Art pompier (literally 'fireman art') and style pompier are derisive late-19th century French terms for large 'official' academic art paintings of the time, especially historical or allegorical ones. The terms derive from the helmets with horse-hair tails, worn at the time by French firemen, which are similar to the Attic helmets often worn in such works by allegorical personifications, classical warriors, or Napoleonic cavalry. It also suggests half-puns in French with pompéien ('from Pompeii') and pompeux ('pompous').
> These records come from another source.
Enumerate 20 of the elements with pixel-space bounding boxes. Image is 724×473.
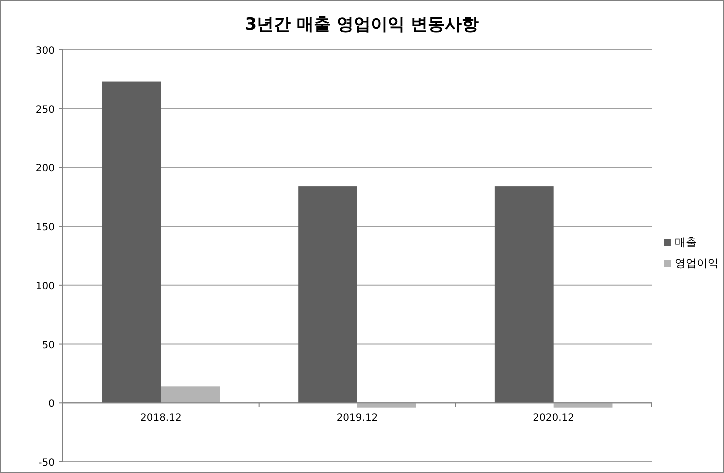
y-tick-label: 50 xyxy=(42,340,55,352)
legend-label: 영업이익 xyxy=(675,257,719,270)
y-tick-label: 200 xyxy=(36,164,55,175)
bar xyxy=(102,82,162,404)
bar xyxy=(298,186,358,404)
y-tick-label: 250 xyxy=(36,104,55,116)
bar xyxy=(494,186,554,404)
y-tick-label: 300 xyxy=(36,46,55,57)
y-tick-label: 150 xyxy=(36,222,55,234)
x-tick-label: 2019.12 xyxy=(336,413,378,424)
y-tick-label: 100 xyxy=(36,281,55,292)
bar xyxy=(161,386,220,404)
legend-label: 매출 xyxy=(675,236,697,249)
bar xyxy=(358,403,416,408)
y-tick-label: 0 xyxy=(48,399,55,410)
chart-title: 3년간 매출 영업이익 변동사항 xyxy=(245,15,479,35)
y-tick-label: -50 xyxy=(38,458,55,469)
x-tick-label: 2020.12 xyxy=(533,413,575,424)
bar xyxy=(554,403,613,408)
x-tick-label: 2018.12 xyxy=(140,413,182,424)
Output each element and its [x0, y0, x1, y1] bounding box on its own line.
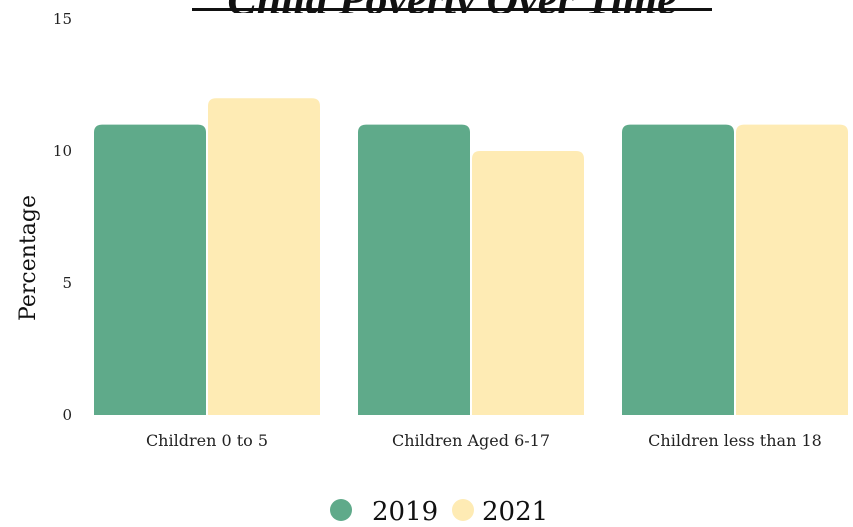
- bar-2019-1[interactable]: [94, 124, 206, 415]
- bar-2019-2[interactable]: [358, 124, 470, 415]
- legend[interactable]: 2019 2021: [330, 497, 548, 527]
- y-tick-label: 10: [53, 142, 72, 160]
- x-category-label: Children less than 18: [648, 431, 822, 450]
- bar-2021-3[interactable]: [736, 124, 848, 415]
- chart-title: Child Poverty Over Time: [227, 0, 676, 24]
- bar-2021-2[interactable]: [472, 151, 584, 415]
- y-axis-ticks: 0 5 10 15: [53, 10, 72, 424]
- bar-2019-3[interactable]: [622, 124, 734, 415]
- legend-label-2021[interactable]: 2021: [482, 497, 548, 527]
- legend-marker-2019[interactable]: [330, 499, 352, 521]
- y-tick-label: 15: [53, 10, 72, 28]
- y-tick-label: 5: [62, 274, 72, 292]
- legend-marker-2021[interactable]: [452, 499, 474, 521]
- bar-2021-1[interactable]: [208, 98, 320, 415]
- x-category-label: Children Aged 6-17: [392, 431, 550, 450]
- x-category-label: Children 0 to 5: [146, 431, 268, 450]
- x-axis-ticks: Children 0 to 5 Children Aged 6-17 Childre…: [146, 431, 822, 450]
- bars-group: [94, 98, 848, 415]
- y-axis-label: Percentage: [16, 195, 41, 321]
- y-tick-label: 0: [62, 406, 72, 424]
- legend-label-2019[interactable]: 2019: [372, 497, 438, 527]
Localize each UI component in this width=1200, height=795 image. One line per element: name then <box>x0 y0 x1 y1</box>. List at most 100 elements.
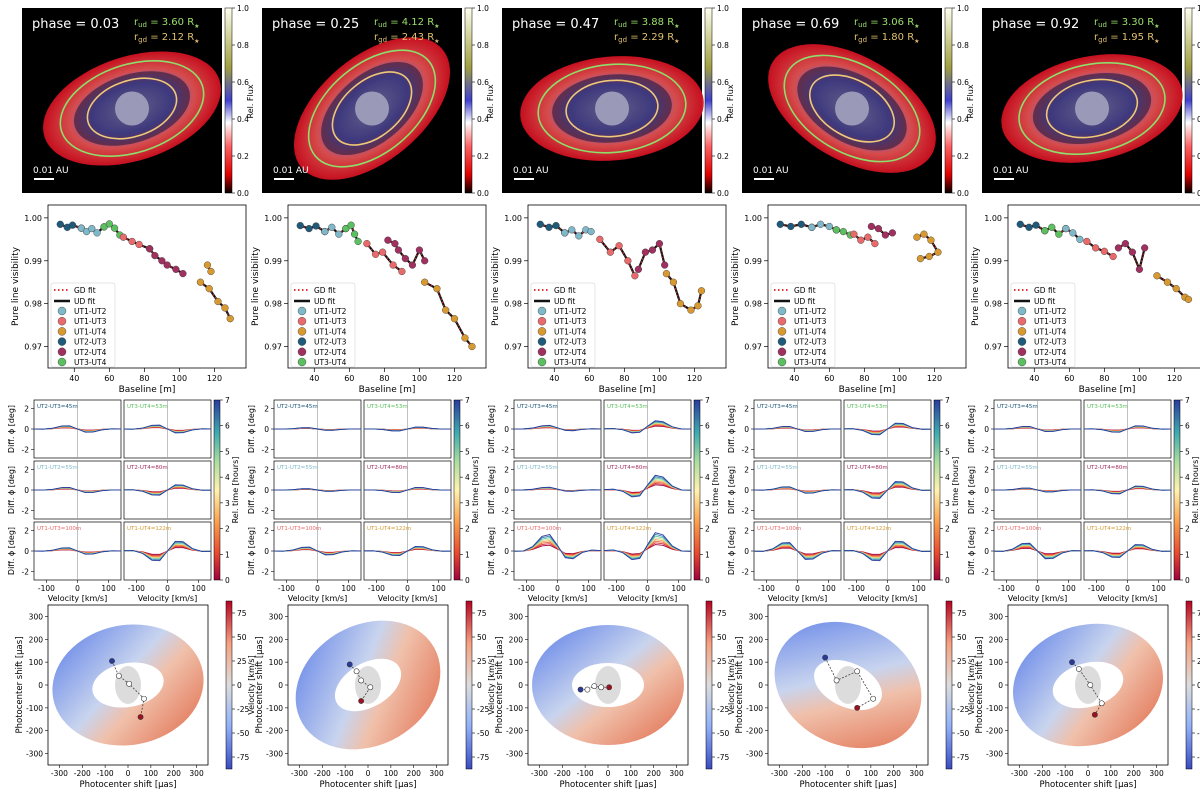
y-tick-label: 0 <box>24 425 29 434</box>
diffphase-curve <box>363 546 452 556</box>
legend-baseline-label: UT2-UT4 <box>74 348 107 357</box>
y-tick-label: 300 <box>509 612 524 621</box>
colorbar-tick-label: 0 <box>705 576 710 585</box>
visibility-point <box>135 240 143 249</box>
y-axis-label: Diff. ϕ [deg] <box>247 527 256 575</box>
baseline-label: UT2-UT4=80m <box>1087 465 1128 471</box>
legend-gd-label: GD fit <box>74 286 96 295</box>
visibility-point <box>354 237 362 246</box>
phase-label: phase = 0.25 <box>272 17 359 32</box>
flux-colorbar <box>704 7 713 194</box>
colorbar-tick-label: 75 <box>477 609 487 618</box>
visibility-point <box>389 261 397 269</box>
gd-fit-line <box>540 223 566 234</box>
y-tick-label: -200 <box>26 727 43 736</box>
x-tick-label: 300 <box>1149 769 1164 778</box>
y-axis-label: Diff. ϕ [deg] <box>247 405 256 453</box>
y-tick-label: -2 <box>502 568 510 577</box>
velocity-colorbar <box>1185 600 1193 770</box>
central-star <box>355 666 381 704</box>
x-axis-label: Photocenter shift [μas] <box>1039 780 1136 790</box>
diffphase-curve <box>843 422 932 436</box>
x-axis-label: Velocity [km/s] <box>378 594 437 603</box>
rud-symbol: r <box>854 17 859 28</box>
photocenter-point <box>1087 682 1094 688</box>
colorbar-tick-label: 0.8 <box>477 41 489 50</box>
rgd-symbol: r <box>374 32 379 43</box>
rud-symbol: r <box>374 17 379 28</box>
y-axis-label: Pure line visibility <box>971 246 981 326</box>
colorbar-label: Velocity [km/s] <box>727 655 736 714</box>
y-tick-label: -200 <box>746 727 763 736</box>
photocenter-point <box>109 658 115 664</box>
legend-baseline-label: UT3-UT4 <box>1034 358 1067 367</box>
central-star <box>1075 91 1109 126</box>
x-tick-label: 60 <box>104 374 114 383</box>
ud-fit-ellipse <box>1018 61 1166 156</box>
diffphase-curve <box>363 486 452 494</box>
colorbar-tick-label: 3 <box>225 499 230 508</box>
x-tick-label: 80 <box>1099 374 1109 383</box>
x-tick-label: 100 <box>864 769 879 778</box>
x-tick-label: -100 <box>278 584 295 593</box>
visibility-point <box>342 224 350 233</box>
legend-baseline-label: UT1-UT2 <box>1034 307 1067 316</box>
visibility-point <box>433 285 441 293</box>
star-subscript: ★ <box>674 23 679 30</box>
colorbar-tick-label: 5 <box>225 447 230 456</box>
x-tick-label: 0 <box>795 584 800 593</box>
colorbar-tick-label: -50 <box>717 729 729 738</box>
legend-baseline-label: UT1-UT3 <box>314 317 347 326</box>
colorbar-tick-label: 0.8 <box>1197 41 1200 50</box>
legend-baseline-marker <box>57 347 67 356</box>
photocenter-point <box>1069 659 1075 666</box>
x-tick-label: 60 <box>584 374 594 383</box>
colorbar-tick-label: 25 <box>237 657 247 666</box>
visibility-point <box>1114 244 1122 252</box>
rud-subscript: ud <box>1098 21 1107 29</box>
colorbar-tick-label: 7 <box>225 396 230 405</box>
rgd-value: = 2.29 R <box>627 32 674 43</box>
x-tick-label: 100 <box>412 374 427 383</box>
colorbar-tick-label: 25 <box>717 657 727 666</box>
visibility-point <box>226 315 234 323</box>
x-tick-label: 0 <box>126 769 131 778</box>
y-tick-label: 2 <box>744 404 749 413</box>
colorbar-tick-label: 5 <box>1185 447 1190 456</box>
photocenter-plot-1: -300 -200 -100 0 100 200 300 300 200 100 0 -100 -200… <box>255 600 496 790</box>
legend-baseline-label: UT2-UT3 <box>314 338 347 347</box>
colorbar-label: Rel. time [hours] <box>231 457 240 524</box>
legend-baseline-marker <box>57 306 67 316</box>
ud-fit-line <box>780 223 813 229</box>
visibility-plot-4: 40 60 80 100 120 0.97 0.98 0.99 1.00 Baseline [m]… <box>971 204 1200 395</box>
y-tick-label: 200 <box>29 635 44 644</box>
visibility-point <box>1109 252 1117 261</box>
colorbar-tick-label: 2 <box>465 525 470 534</box>
rud-subscript: ud <box>378 21 387 29</box>
velocity-colorbar <box>225 600 233 770</box>
legend-baseline-marker <box>1017 306 1027 316</box>
visibility-point <box>776 220 784 228</box>
x-tick-label: 200 <box>647 769 662 778</box>
colorbar-tick-label: 0.0 <box>717 189 729 198</box>
colorbar-label: Rel. Flux <box>246 84 255 118</box>
colorbar-tick-label: 4 <box>225 473 230 482</box>
colorbar-tick-label: 75 <box>717 609 727 618</box>
visibility-point <box>669 278 678 286</box>
ud-fit-ellipse <box>59 60 205 157</box>
colorbar-tick-label: 0 <box>465 576 470 585</box>
photocenter-point <box>854 668 861 675</box>
legend-baseline-label: UT1-UT4 <box>794 327 827 336</box>
diffphase-curve <box>123 424 212 434</box>
x-tick-label: 120 <box>927 374 942 383</box>
diffphase-panel: UT3-UT4=53m <box>603 399 692 459</box>
colorbar-tick-label: -25 <box>717 705 729 714</box>
x-tick-label: 40 <box>309 374 319 383</box>
photocenter-point <box>137 714 144 720</box>
colorbar-tick-label: 2 <box>705 525 710 534</box>
diffphase-grid-1: UT2-UT3=45m -2 0 2 Diff. ϕ [deg] UT3-UT4=53m U… <box>247 396 480 603</box>
colorbar-tick-label: 25 <box>957 657 967 666</box>
visibility-point <box>146 245 154 253</box>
Those who used the term regarded such art as the epitome of the values of the bourgeoisie, and as insincere and overblown.

L'art pompier (a term supporters mostly avoid) has enjoyed something of a critical revival in the last twenty years, partly caused by the new Musée d'Orsay in Paris, where it is displayed on more equal terms with the Impressionists and Realist painters of the period.

The Manifeste Pompier ('Fireman Manifesto') by Louis-Marie Lécharny was published in Paris in 1990. He also wrote L'art Pompier (1998).

William-Adolphe Bouguereau, Paul-Jacques-Aimé Baudry, Alfred Agache, Alexandre Cabanel, Joseph-Noël Sylvestre and Thomas Couture are among the classic artists of this genre.